NEW YORK (GenomeWeb) – Researchers from the University of Hong Kong have performed a comparative genomic analysis of pre-epidemic and epidemic Zika virus in the hopes of finding out how and why it went from fewer than 20 sporadic cases in Africa and Asia before 2007 to a large epidemic causing neurological conditions in children and adults.
As they reported today in Emerging Microbes & Infections, the researchers analyzed sequences of 24 Zika isolates with complete genome or complete polyprotein sequences available in GenBank, including strains collected from humans, animals, and mosquitoes in Africa, Asia, the Pacific islands, and Latin America between 1947 and 2015. The team also compared the Zika samples to representative genome sequences of other human-pathogenic flaviviruses, such as Spondweni virus, dengue virus serotype 2, Japanese encephalitis virus, West Nile virus, yellow fever virus, and tick-borne encephalitis virus.

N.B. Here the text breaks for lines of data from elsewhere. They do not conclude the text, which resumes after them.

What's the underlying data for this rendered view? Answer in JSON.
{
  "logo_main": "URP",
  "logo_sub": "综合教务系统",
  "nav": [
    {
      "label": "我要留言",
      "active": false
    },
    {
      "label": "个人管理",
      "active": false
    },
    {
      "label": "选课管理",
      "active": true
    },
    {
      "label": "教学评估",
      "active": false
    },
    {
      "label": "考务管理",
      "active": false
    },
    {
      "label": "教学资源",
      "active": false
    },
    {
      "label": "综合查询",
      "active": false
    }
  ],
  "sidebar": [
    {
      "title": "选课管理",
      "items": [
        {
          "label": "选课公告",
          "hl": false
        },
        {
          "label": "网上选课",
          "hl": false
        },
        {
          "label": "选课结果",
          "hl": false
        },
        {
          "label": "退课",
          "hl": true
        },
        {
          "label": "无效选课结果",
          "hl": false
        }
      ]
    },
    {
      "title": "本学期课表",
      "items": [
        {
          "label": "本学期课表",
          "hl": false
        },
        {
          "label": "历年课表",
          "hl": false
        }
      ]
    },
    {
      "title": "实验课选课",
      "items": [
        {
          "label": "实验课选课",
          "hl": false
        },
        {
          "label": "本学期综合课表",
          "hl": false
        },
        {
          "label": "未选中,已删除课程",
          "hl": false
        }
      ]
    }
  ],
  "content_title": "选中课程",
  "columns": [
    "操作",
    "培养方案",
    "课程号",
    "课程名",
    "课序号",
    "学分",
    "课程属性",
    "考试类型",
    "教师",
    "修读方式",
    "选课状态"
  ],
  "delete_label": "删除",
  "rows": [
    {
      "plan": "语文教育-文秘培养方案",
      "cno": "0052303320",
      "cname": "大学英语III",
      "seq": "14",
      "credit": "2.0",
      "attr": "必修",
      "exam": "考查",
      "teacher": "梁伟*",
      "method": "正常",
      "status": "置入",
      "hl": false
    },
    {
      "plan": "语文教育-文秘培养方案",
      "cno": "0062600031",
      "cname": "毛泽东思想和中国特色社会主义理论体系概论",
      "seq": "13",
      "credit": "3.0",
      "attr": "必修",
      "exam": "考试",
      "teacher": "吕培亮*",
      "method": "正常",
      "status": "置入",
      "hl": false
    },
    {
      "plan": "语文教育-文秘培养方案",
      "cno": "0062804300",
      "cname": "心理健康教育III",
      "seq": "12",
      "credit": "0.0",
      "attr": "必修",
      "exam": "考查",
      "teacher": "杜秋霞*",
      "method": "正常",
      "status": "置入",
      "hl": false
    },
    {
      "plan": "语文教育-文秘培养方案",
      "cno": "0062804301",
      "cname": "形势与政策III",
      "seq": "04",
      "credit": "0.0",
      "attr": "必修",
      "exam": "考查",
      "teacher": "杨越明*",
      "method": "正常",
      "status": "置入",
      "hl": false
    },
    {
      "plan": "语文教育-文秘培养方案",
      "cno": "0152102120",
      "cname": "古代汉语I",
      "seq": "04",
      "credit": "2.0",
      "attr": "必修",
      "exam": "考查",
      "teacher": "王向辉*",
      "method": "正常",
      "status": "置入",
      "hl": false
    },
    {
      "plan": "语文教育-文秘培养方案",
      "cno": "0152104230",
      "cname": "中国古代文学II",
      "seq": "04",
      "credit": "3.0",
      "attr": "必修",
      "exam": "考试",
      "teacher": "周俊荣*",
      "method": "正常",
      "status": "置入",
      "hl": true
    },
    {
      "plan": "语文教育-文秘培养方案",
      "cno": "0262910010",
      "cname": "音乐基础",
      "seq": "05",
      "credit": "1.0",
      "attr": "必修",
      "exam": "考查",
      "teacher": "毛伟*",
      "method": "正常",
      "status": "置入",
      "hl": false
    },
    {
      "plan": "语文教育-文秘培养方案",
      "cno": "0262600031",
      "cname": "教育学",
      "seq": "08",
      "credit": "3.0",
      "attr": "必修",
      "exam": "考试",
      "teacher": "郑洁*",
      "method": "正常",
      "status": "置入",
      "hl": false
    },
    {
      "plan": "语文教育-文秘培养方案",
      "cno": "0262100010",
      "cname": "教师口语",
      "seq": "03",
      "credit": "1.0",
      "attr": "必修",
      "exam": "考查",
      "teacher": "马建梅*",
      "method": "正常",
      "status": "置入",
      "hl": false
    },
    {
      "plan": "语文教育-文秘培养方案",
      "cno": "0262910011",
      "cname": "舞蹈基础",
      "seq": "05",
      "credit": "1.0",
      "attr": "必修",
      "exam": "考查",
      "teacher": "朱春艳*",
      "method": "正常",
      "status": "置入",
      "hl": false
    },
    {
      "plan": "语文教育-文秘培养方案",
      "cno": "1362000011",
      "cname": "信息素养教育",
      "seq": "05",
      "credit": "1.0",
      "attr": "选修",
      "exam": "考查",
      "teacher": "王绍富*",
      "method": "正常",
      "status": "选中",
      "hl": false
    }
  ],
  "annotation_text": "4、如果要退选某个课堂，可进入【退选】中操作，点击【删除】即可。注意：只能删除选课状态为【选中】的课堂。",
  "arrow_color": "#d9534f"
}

They constructed a phylogenetic tree and conducted protein family analysis, among other analyses. "Besides the reported phylogenetic clustering of the epidemic strains with the Asian lineage, we found that the topology of phylogenetic tree of all coding regions is the same except that of the non-structural 2B (NS2B) coding region," the team wrote in its paper. "This finding was confirmed by bootscan analysis and multiple sequence alignment, which suggested the presence of a fragment of genetic recombination at NS2B with that of Spondweni virus."
Phylogenetic analysis of the ten putative structural and NS coding regions showed that the Zika strains were clustered into the African and the Asian lineages, and that the epidemic Zika strains clustered with the Asian lineage strains. "The complete polyprotein sequences of [Zika] within the same lineage are more similar than those of different lineages," the authors wrote. "Notably, there is a change in the tree topology at the NS2B coding region, with a possible recombination occurring between [Zika] and [Spondweni]."
Using all 24 available Zika genome sequences, the researchers found that the Ka/Ks ratios are low, suggesting that all the genes in the Zika genome are likely under stabilizing selection. In comparing the pre-epidemic Asian lineage and the epidemic Zika strains, the team detected 24 amino acid substitutions in the genomes of the latter virus strains, four of which are associated with a change in the hydrophilicity or hydrophobicity of the amino acids.
In comparing pre-epidemic African lineage virus strains and the epidemic Zika strains, the team further detected 75 amino acid substitutions. Most of these were markers that differentiate the African and Asian lineages of Zika, but 15 of these substitutions are only present in the epidemic Zika strains and not the pre-2007 strains.
Further, the authors wrote, "we have detected a number of amino acid substitutions throughout the genome and a conformational change in the SLI structure at the 3'-UTR of the epidemic [Zika] strain. We have also detected a possible recombination of a NS2B fragment between the Asian lineage of [Zika] and [Spondweni]."
Since mutations in other similar viruses have been associated with changes in virulence, replication efficiency, antigenic epitopes, and host tropism, the authors added, it's important to conduct further studies to ascertain the biological significance of all genomic changes from pre-epidemic to epidemic Zika.